微風輕拂,陽光曬在身上,暖融融的,還有心愛的人用他的袖子為自己撐起了一小陰涼,林中有不知名的鳥雀嘰嘰喳喳,鍾二簡直想要時間在這一刻就此停止。
“親愛的,”鍾二說:“我想給你唱個歌聽。”
余己聞言輕笑,“好啊。”
鍾二清了清嗓子,連前面坐著的兩個死士也支棱起耳朵。
鍾二自下而上看著余己被陽光包裹的下巴,看不清楚模樣,卻能猜到他在笑,帶著點壞,每每看到,都讓她難以自抑的那種笑。
她嘴唇微動,輕聲開口:“像一陣細雨~灑落我心底~那感覺如此神秘~~我不禁抬起頭看著你~而你卻不露痕跡~雖然不言不語~叫人難忘記~那是你的眼神明亮又美麗,啊~啊~……”
兩側密林圍繞,路上荒草淒淒,鍾二反反覆覆哼著這段小曲兒,想著跟余己第一次對視,自己當時驚艷的心情,美滋滋的,沒一會兒就自己把自己給哄睡著了。
因此她沒看見余己垂頭看她的時候,嘴是笑著的,眼卻已經濕了,也不知道,余己就這麼撐著胳膊,給她擋了一整個下午的陽光。
等到晚間的時候,到達了鎮上,除鍾二之外,剩下三個人,一個下午被曬得臉上都要爆皮,到鎮上的第一件事就是將牛車給賣了。
然後重新買了馬車,又在鎮上找了一間客棧住下。
鍾二睡了一下午,晚上尤其的精神,最近的劇情起伏比較少,小天使們留言的的也不多,鍾二索性和她們商量了一下,將先前攢的公休一口氣兒修了。
無論如何,不用時時刻刻把自己的生活展示給別人看,也是一件非常輕鬆的事。
吃過晚飯洗漱好,和余己躺在床上,說著只屬於兩人之間的私房話,這就是她一直想要的生活,不要波瀾起伏,趨近乏味無趣,甚至不需要錦衣玉食,只要有這麼個人在身邊,鍾二就覺得,她現世還在花一樣的年紀,就生生折在監獄裡,是值得的。
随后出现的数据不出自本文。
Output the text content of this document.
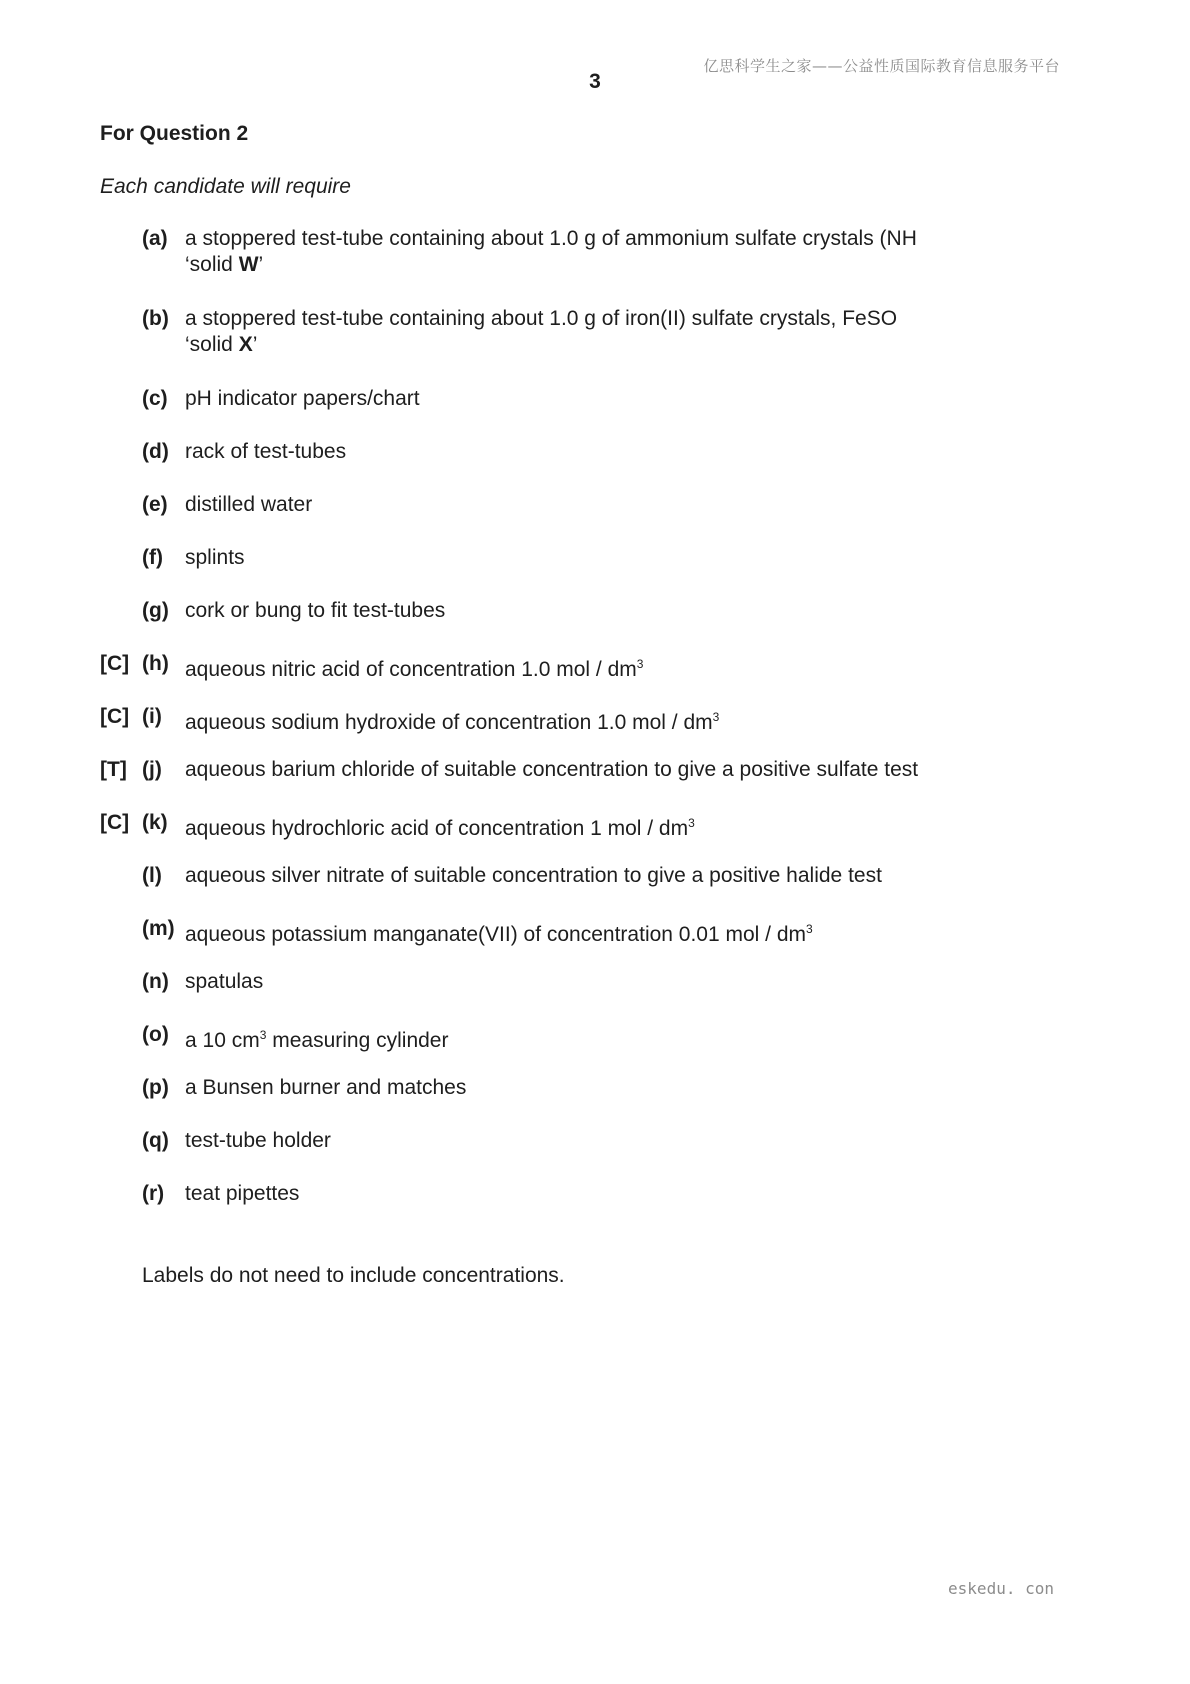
亿思科学生之家——公益性质国际教育信息服务平台
3
For Question 2
Each candidate will require
(a) a stoppered test-tube containing about 1.0 g of ammonium sulfate crystals (NH
‘solid W’
(b) a stoppered test-tube containing about 1.0 g of iron(II) sulfate crystals, FeSO
‘solid X’
(c) pH indicator papers/chart
(d) rack of test-tubes
(e) distilled water
(f)	splints
(g) cork or bung to fit test-tubes
[C] (h) aqueous nitric acid of concentration 1.0 mol / $dm^3$
[C] (i)	aqueous sodium hydroxide of concentration 1.0 mol / $dm^3$
[T] (j)	aqueous barium chloride of suitable concentration to give a positive sulfate test
[C] (k) aqueous hydrochloric acid of concentration 1 mol / $dm^3$
(l)	aqueous silver nitrate of suitable concentration to give a positive halide test
(m) aqueous potassium manganate(VII) of concentration 0.01 mol / $dm^3$
(n) spatulas
(o) a 10 $cm^3$ measuring cylinder
(p) a Bunsen burner and matches
(q) test-tube holder
(r) teat pipettes
Labels do not need to include concentrations.
eskedu. con
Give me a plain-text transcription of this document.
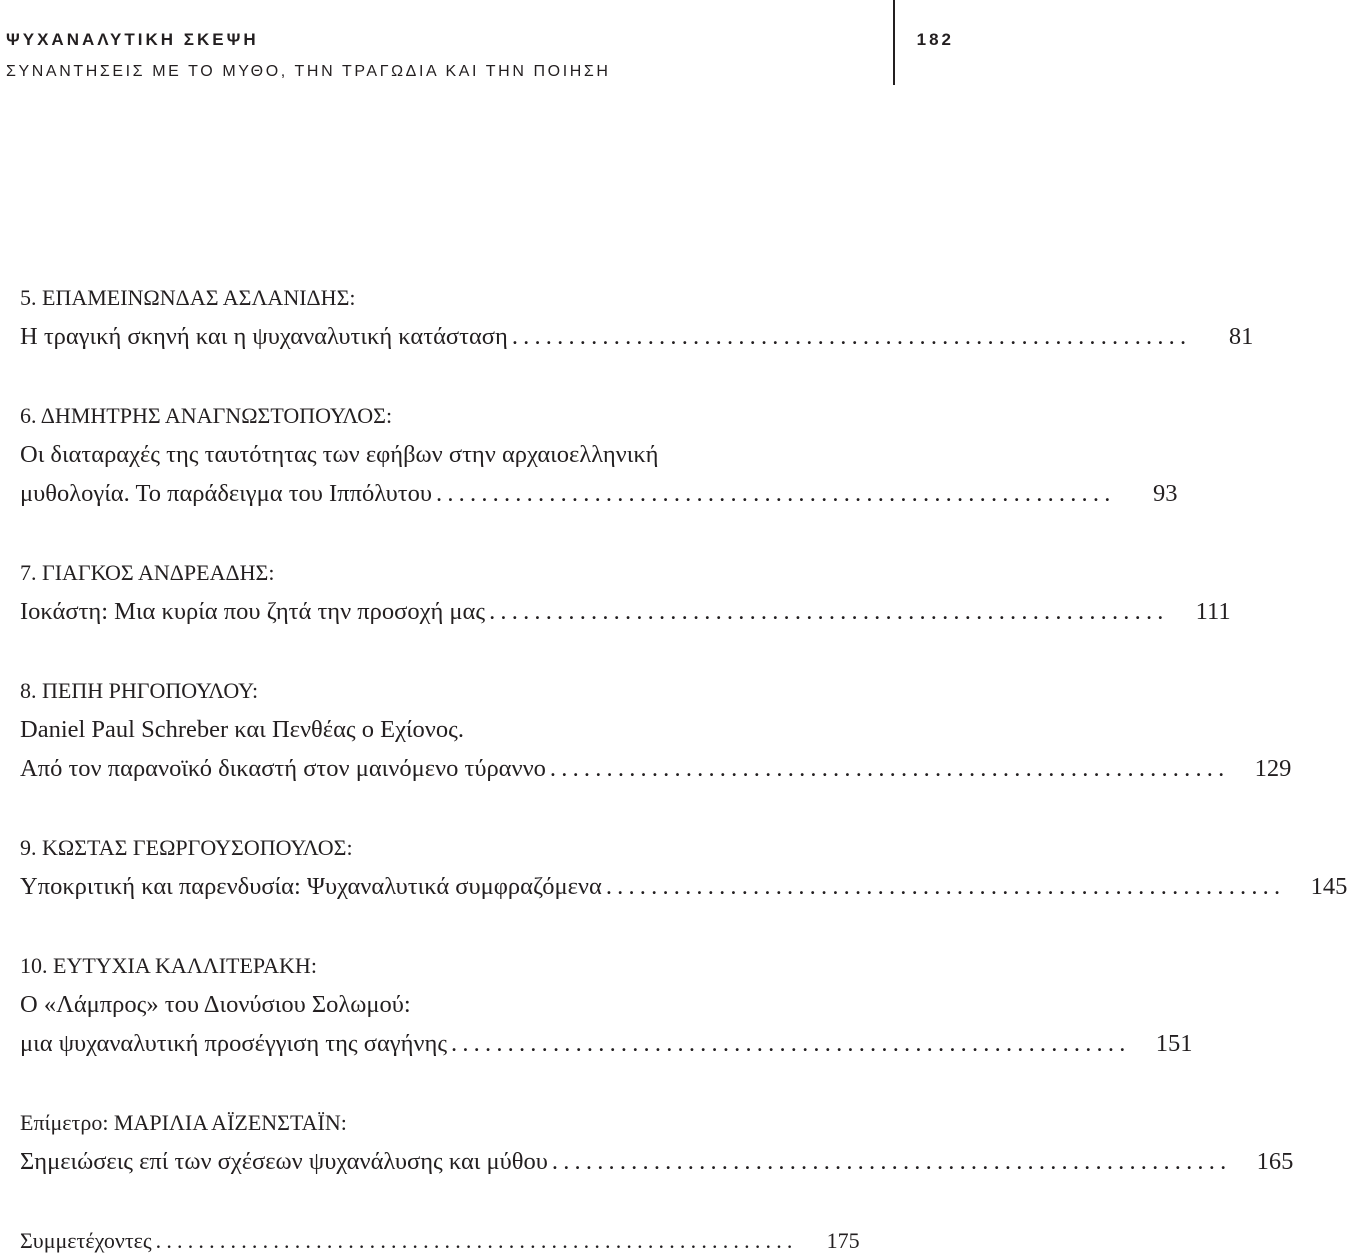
ΨΥΧΑΝΑΛΥΤΙΚΗ ΣΚΕΨΗ
ΣΥΝΑΝΤΗΣΕΙΣ ΜΕ ΤΟ ΜΥΘΟ, ΤΗΝ ΤΡΑΓΩΔΙΑ ΚΑΙ ΤΗΝ ΠΟΙΗΣΗ
182
5. ΕΠΑΜΕΙΝΩΝΔΑΣ ΑΣΛΑΝΙΔΗΣ:
Η τραγική σκηνή και η ψυχαναλυτική κατάσταση ............................................................	81
6. ΔΗΜΗΤΡΗΣ ΑΝΑΓΝΩΣΤΟΠΟΥΛΟΣ:
Οι διαταραχές της ταυτότητας των εφήβων στην αρχαιοελληνική
μυθολογία. Το παράδειγμα του Ιππόλυτου ............................................................	93
7. ΓΙΑΓΚΟΣ ΑΝΔΡΕΑΔΗΣ:
Ιοκάστη: Μια κυρία που ζητά την προσοχή μας ............................................................	111
8. ΠΕΠΗ ΡΗΓΟΠΟΥΛΟΥ:
Daniel Paul Schreber και Πενθέας ο Εχίονος.
Από τον παρανοϊκό δικαστή στον μαινόμενο τύραννο ............................................................	129
9. ΚΩΣΤΑΣ ΓΕΩΡΓΟΥΣΟΠΟΥΛΟΣ:
Υποκριτική και παρενδυσία: Ψυχαναλυτικά συμφραζόμενα ............................................................	145
10. ΕΥΤΥΧΙΑ ΚΑΛΛΙΤΕΡΑΚΗ:
Ο «Λάμπρος» του Διονύσιου Σολωμού:
μια ψυχαναλυτική προσέγγιση της σαγήνης ............................................................	151
Επίμετρο: ΜΑΡΙΛΙΑ ΑΪΖΕΝΣΤΑΪΝ:
Σημειώσεις επί των σχέσεων ψυχανάλυσης και μύθου ............................................................	165
Συμμετέχοντες ............................................................	175
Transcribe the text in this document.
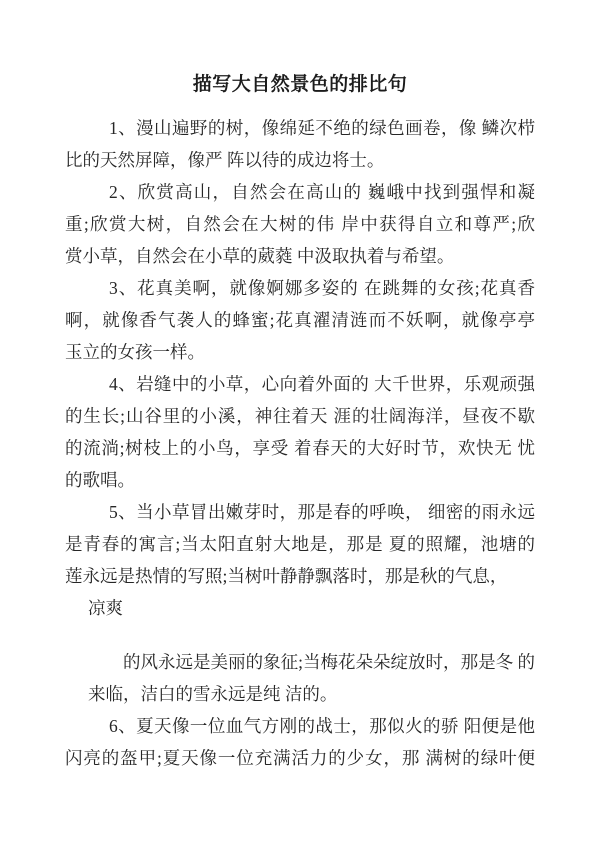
描写大自然景色的排比句

1、漫山遍野的树，像绵延不绝的绿色画卷，像 鳞次栉

比的天然屏障，像严 阵以待的成边将士。

2、欣赏高山，自然会在高山的 巍峨中找到强悍和凝

重;欣赏大树，自然会在大树的伟 岸中获得自立和尊严;欣

赏小草，自然会在小草的葳蕤 中汲取执着与希望。

3、花真美啊，就像婀娜多姿的 在跳舞的女孩;花真香

啊，就像香气袭人的蜂蜜;花真濯清涟而不妖啊，就像亭亭

玉立的女孩一样。

4、岩缝中的小草，心向着外面的 大千世界，乐观顽强

的生长;山谷里的小溪，神往着天 涯的壮阔海洋，昼夜不歇

的流淌;树枝上的小鸟，享受 着春天的大好时节，欢快无 忧

的歌唱。

5、当小草冒出嫩芽时，那是春的呼唤， 细密的雨永远

是青春的寓言;当太阳直射大地是，那是 夏的照耀，池塘的

莲永远是热情的写照;当树叶静静飘落时，那是秋的气息，

凉爽

的风永远是美丽的象征;当梅花朵朵绽放时，那是冬 的

来临，洁白的雪永远是纯 洁的。

6、夏天像一位血气方刚的战士，那似火的骄 阳便是他

闪亮的盔甲;夏天像一位充满活力的少女，那 满树的绿叶便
但是這樣的平靜總是短暫的,一直沒能追上來的刺客,到底還是追上來了。
而實際上不是刺客,一直沒能追上來,也不是蕭皇后放棄了,而是他們一直走的路太不按常理出牌,和一批一批的刺客,生生錯過了。
最開始刺客埋伏在大路,他們偏偏走了水路,雖然得到了消息刺客及時的在水路將他們堵住,但被現代化武器強橫的團滅了。
蕭皇后甚至差人買通了當地的官員,如果他們乘車或船到無論靠哪裡的岸,都會被當場扣住。
而他們偏偏棄了船,又游回了岸邊,在刺客們將大路的伏擊撤走,主力阻截水路的時候,他們偏偏又走了大路。